A mistake. To open FB over breakfast (ha! what was I thinking?).
I was blindsided by the wave of hate, the spew of anger, and the caustic vomit of malice. I felt as if I, bleary-eyed and delirious, had somehow stumbled into the middle of a battlefield that had been raging just out of ear shot. And suddenly I see all the blood and emotions, hear the screams of rage and indignation while the caustic insults hurled reflexively from both sides.
What. The. F**k!
Friends against friends, families ripping themselves to pieces. Pulpits erected, soap-boxers ragging like hoarse, abandoned prophets with messages of visceral hate spreading like poison across the internet. Bashing, slashing, making sure the hurt is felt. Cain and Abel -except everyone was a Cain attempting to kill with sharp weaponized words.
And I was the collateral damage. Not a bystander, but somehow, I was also a part of this. It was like arriving at a Thanksgiving reunion, expecting a good meal, and instead you are walking into the equivalent of a verbal and physically assaulting war. I just wanted to scream, to knock skulls together and tell them to WAKE the FUCK UP!
Is this really worth all the wounds inflicted carelessly on friends and strangers? Is “your” perception so narrow, that “you” would squeeze us all in, and force us to conform with “your” words with blunt weapons that flay to the bone?
Does it even matter? What does it really matter in the end? It has nothing to do with “you”. “You” won’t change, “you” won’t change others. “Your” views will remain, “your” belief just as solid. What “you” perceive as a threat is merely “your” own fear.
And fear makes monsters of us all.
You are entitled to have your own perspective. Keep it! You are also entitled to disagree. That’s fine! But you are not entitled to attack others for being different from you.
I wish I didn’t empathize so much and could just stand back, unaffected and blasé. But –and yet– the wrongness is strangling. Stifling.
How far will people go to be “right”? All the way to self-debasement and monstrosity.

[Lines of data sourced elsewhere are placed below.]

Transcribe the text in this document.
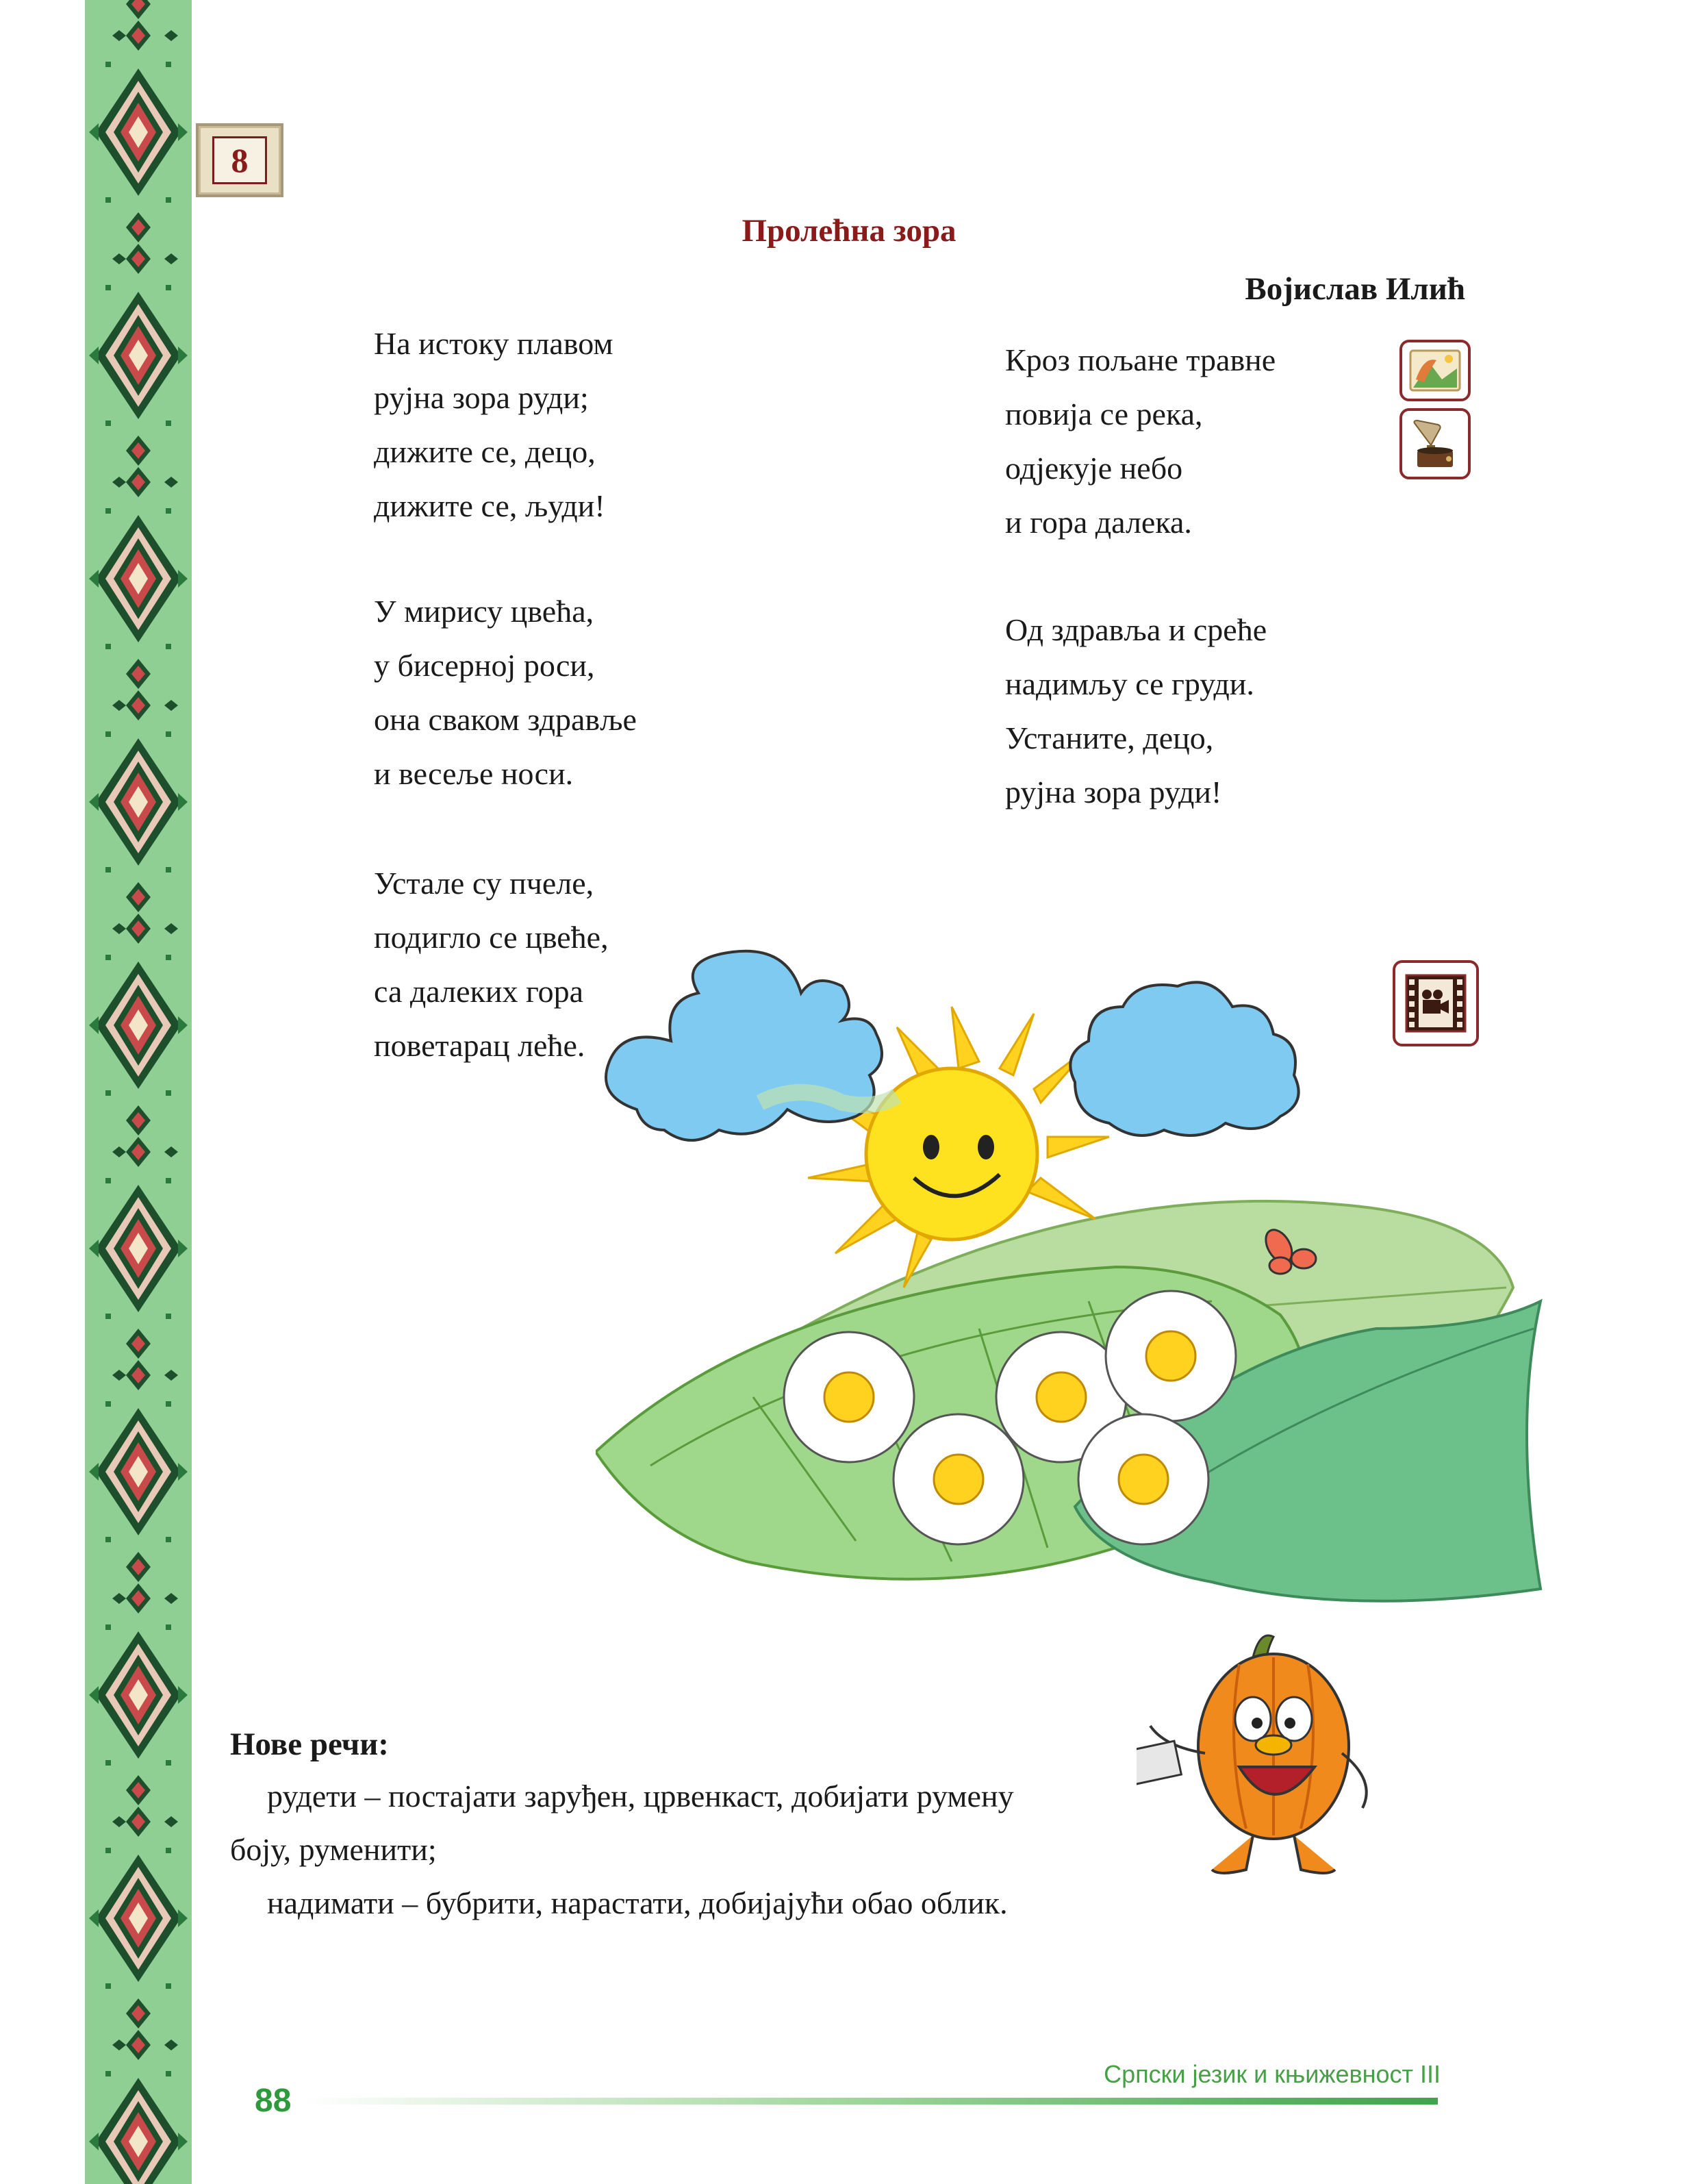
8
Пролећна зора
Војислав Илић
На истоку плавом
рујна зора руди;
дижите се, децо,
дижите се, људи!
У мирису цвећа,
у бисерној роси,
она сваком здравље
и весеље носи.
Устале су пчеле,
подигло се цвеће,
са далеких гора
поветарац леће.
Кроз пољане травне
повија се река,
одјекује небо
и гора далека.
Од здравља и среће
надимљу се груди.
Устаните, децо,
рујна зора руди!
Нове речи:
рудети – постајати заруђен, црвенкаст, добијати румену
боју, руменити;
надимати – бубрити, нарастати, добијајући обао облик.
Српски језик и књижевност III
88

It’s the equivalent of each side launching nuclear weapons at each other from the other side of the world. The earth is obliterated, and no one is right.
How far we will let a single difference take us before we see how ugly we’ve become?
So much hate. I am ever exposed to the hatred, and the discrimination against people who are different. And it goes both ways. When both sides succumb to hatred, no one can win.
Love seems to always be outnumbered. Happiness drowns in the fray, and all the sunlit dreams we entered into the world with, dies.
Thanks for creating this toxic environment.